You need to listen hard to your customers problems and desires (“my horse is too slow”) but be cautious about their suggestions (“can you make mh horse faster?”).
Don’t ask people what they want, ask them what their problems are.
Hi David, thanks for the comment. I agree with you about Ford’s comments. If he’d probed further, he’d have found it wasn’t just about speed. It was also about things like comfort (no cover on a horse) and ride quality in carriages; about maintenance (the mess in the stables and on the roads); and status. So yes, ask about problems, listen rather than hear, look for understanding and insight not just information.
Kevin
This article confuses two different tasks.
The first task is testing the acceptance of a product which has already been developed (or, at least, some kind of prototype). Clearly, it makes sense to test these on prospective customers.

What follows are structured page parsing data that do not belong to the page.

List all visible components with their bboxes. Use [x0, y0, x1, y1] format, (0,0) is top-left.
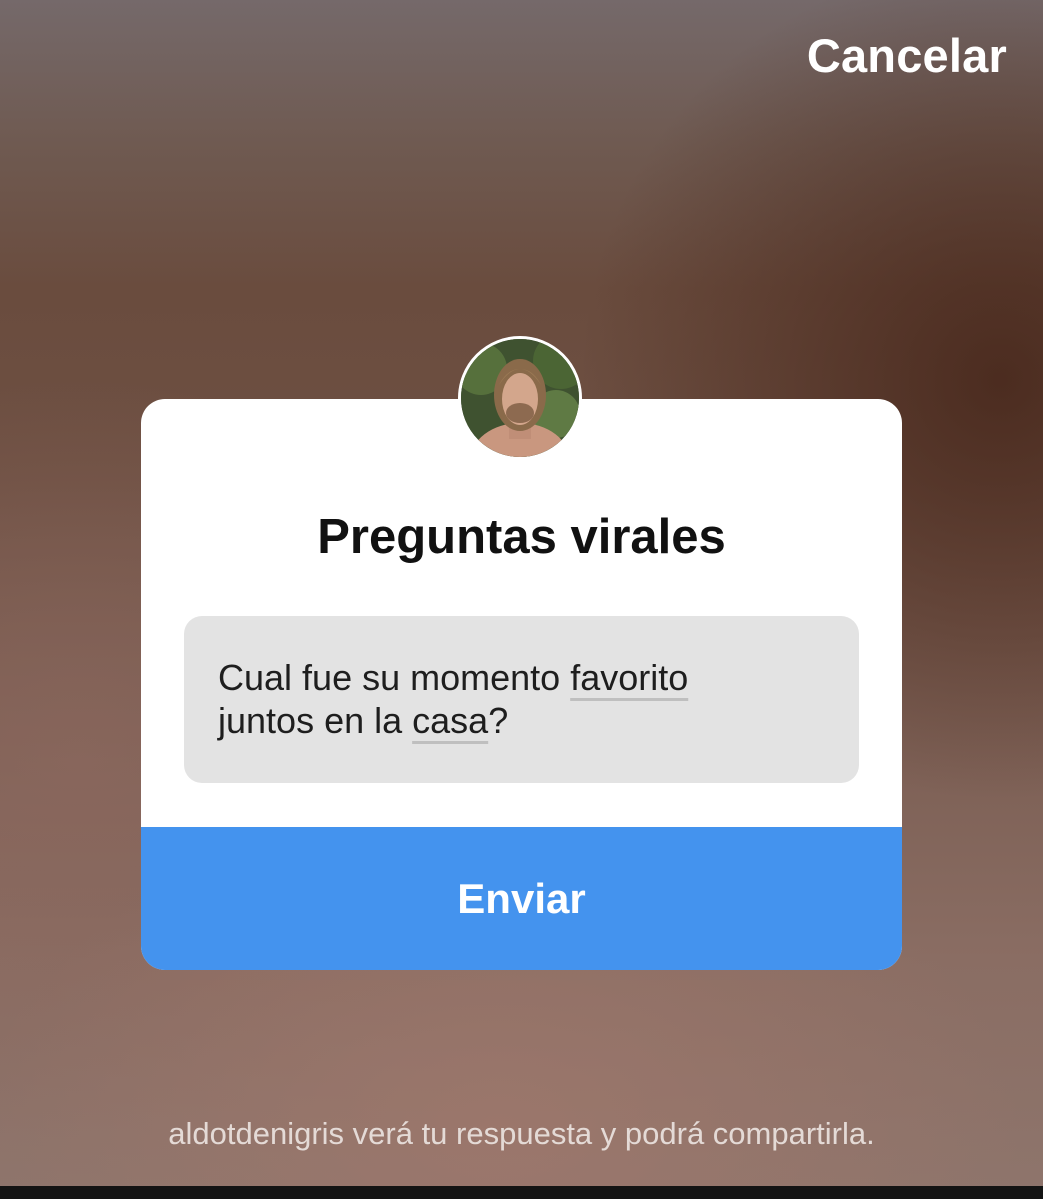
send-button[interactable]: Enviar — [141, 827, 902, 970]
avatar — [458, 336, 582, 460]
question-card: Preguntas virales Cual fue su momento fa… — [141, 399, 902, 970]
answer-text-part: Cual fue su momento — [218, 657, 571, 698]
answer-text-part: juntos en la — [218, 700, 413, 741]
answer-input[interactable]: Cual fue su momento favorito juntos en l… — [184, 616, 859, 783]
answer-text-part: ? — [488, 700, 509, 741]
card-title: Preguntas virales — [317, 510, 726, 564]
answer-text-underlined-word: casa — [412, 700, 489, 741]
answer-text-underlined-word: favorito — [570, 657, 689, 698]
avatar-photo-icon — [461, 339, 579, 457]
cancel-button[interactable]: Cancelar — [807, 28, 1007, 83]
privacy-note: aldotdenigris verá tu respuesta y podrá … — [168, 1116, 875, 1151]
bottom-bar — [0, 1186, 1043, 1199]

The second task is coming up with ideas for new products. This is what the Ford and Jobs quotes are referring to. Customers usually can’t invent products for you – that’s your job. A similar quote that restates this, is “in 1940, no housewife could have told you that she wanted a microwave oven.”
There is no real difficulty here, as long as you distinguish between customer needs and customer wishes. Customers know what they need (for example safe, reliable, fast transportation) and you can ask them about it. However, what they wish for is limited by their experience (and, perhaps, imagination). It would therefore hardly be surprising if someone who in 1890 needed better transportation wished for a better horse.
A great lesson in customer service..enjoy
https://youtu.be/D2p64PkL93k
This is not antinomic:
Edwards Deming said “Innovation comes from the producer — not from the customer.” Steve Jobs would sure agree with him.
And he also says “Our customers should take joy in our products and services.” Steve Jobs would probably again agree.
You shouldn’t ask customers to DESIGN your products, you should try to guess their IMPLICIT needs based on your own inner voice because themselves don’t know how to explicit it.